Durability and stability

Turning an old workhorse into a new, revamped flying machine takes a work crew of 60 at Basler Turbo Conversions. Aside from the engines and propellers, just about everything else must be made by hand. With only a handful of planes refurbished each year, no outside company could make the relatively small number of parts and materials at a competitive cost.

Aric Anonich, electronics-avionics supervisor, said that although the DC-3 was known mostly as a cargo carrier in recent decades, it's now used for many tasks.

"That's our niche: specialty aircraft. Back in the day it was freight and now it's pretty much everything," said Anonich, who wore a head lamp while installing colorful wiring bundles inside a fuselage. "Everything in here is new - not just replaced, but new."

Inside the hangar, extra fuel tanks sat on sawhorses waiting to be installed to double the fuel capacity from 1,000 nautical miles to 2,000. Sometimes Basler technicians will see graffiti inside the wings left behind by workers who built them during World War II. Occasionally they find the initials "R.R." which could stand for Rosie the Riveter.

"You can see Pepsi-can repairs," said Rick Larson, a mechanic who works on the wings, which can take as many hours - 5,000 - as the fuselage because it is held together by thousands of rivets and screws.

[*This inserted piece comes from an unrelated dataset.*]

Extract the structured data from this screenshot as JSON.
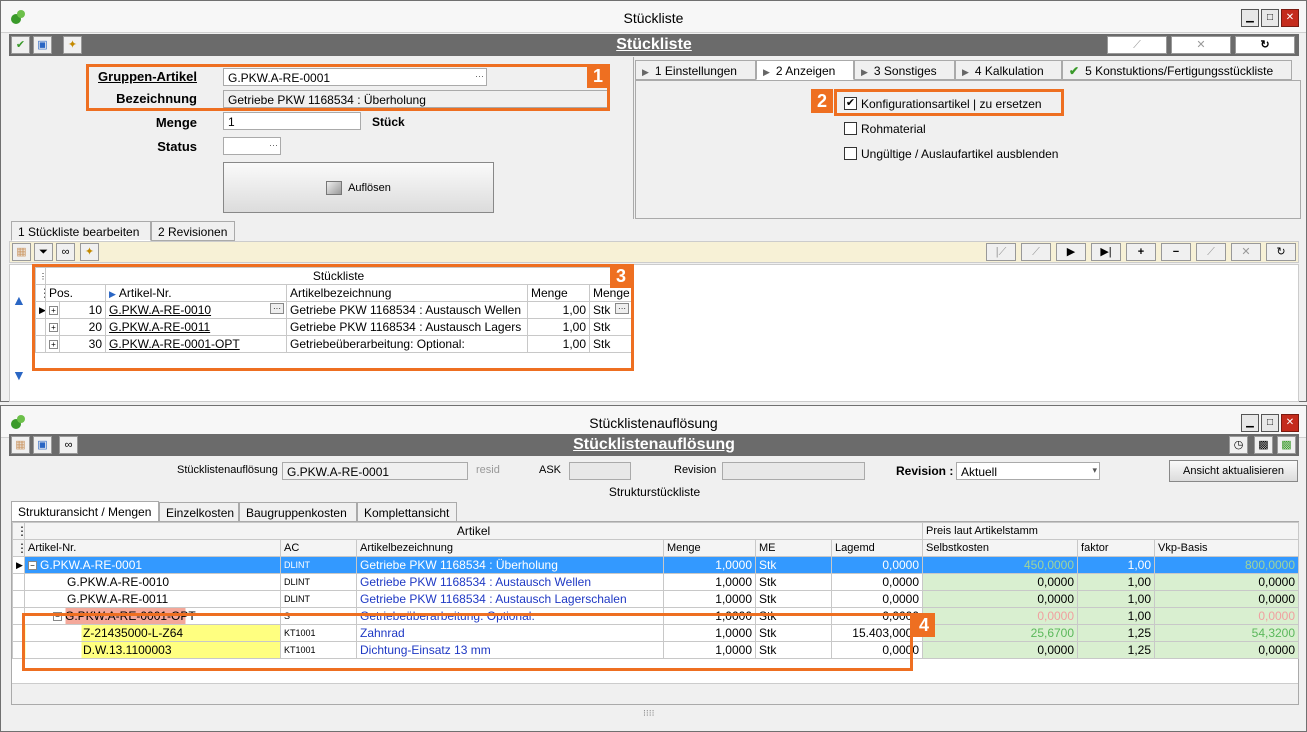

Some countries send aircraft maintenance workers to Basler for classes. Basler's pilots usually fly the completed planes to customers on other continents; most BT-67 purchasers in North America come to Oskhosh to pick up their aircraft.

Bell Geospace, a Houston-based geophysical survey company, has bought two Basler BT-67s, with the second one due to be finished later this year. The company uses the plane to search for minerals, oil and gas around the globe by measuring gravity while flying very low and at a constant speed so on-board sensors and computers can get accurate readings.

Since power to sensitive subsurface mapping equipment is important to Bell Geospace, Basler engineers and mechanics have configured the plane to ensure the cockpit crew can modify power flowing into the geophysical sensors and have built in redundancies for air conditioning to keep the temperature constant regardless of whether they're flying in Africa or Siberia, said Bell Geospace CEO Scott Hammond.

The company, which took possession of its first BT-67 in March 2008, chose Basler because of the plane's durability and the long distances it can travel.

"It gives us a much more stable flight, a smoother flight than other planes we've used," said Hammond. "We work all over the world, and it's got a great range. It's well known so you can easily find spare parts, and it can work on short runways."

DC-3 Celebration

The 75th anniversary of the DC-3 will be celebrated at EAA AirVenture in Oshkosh this year with a mass arrival of an expected 40 planes. Fifty or more of the planes, including their military counterparts the C-47 and R4-D, are expected to fly to Oshkosh for the weeklong event that starts on July 26.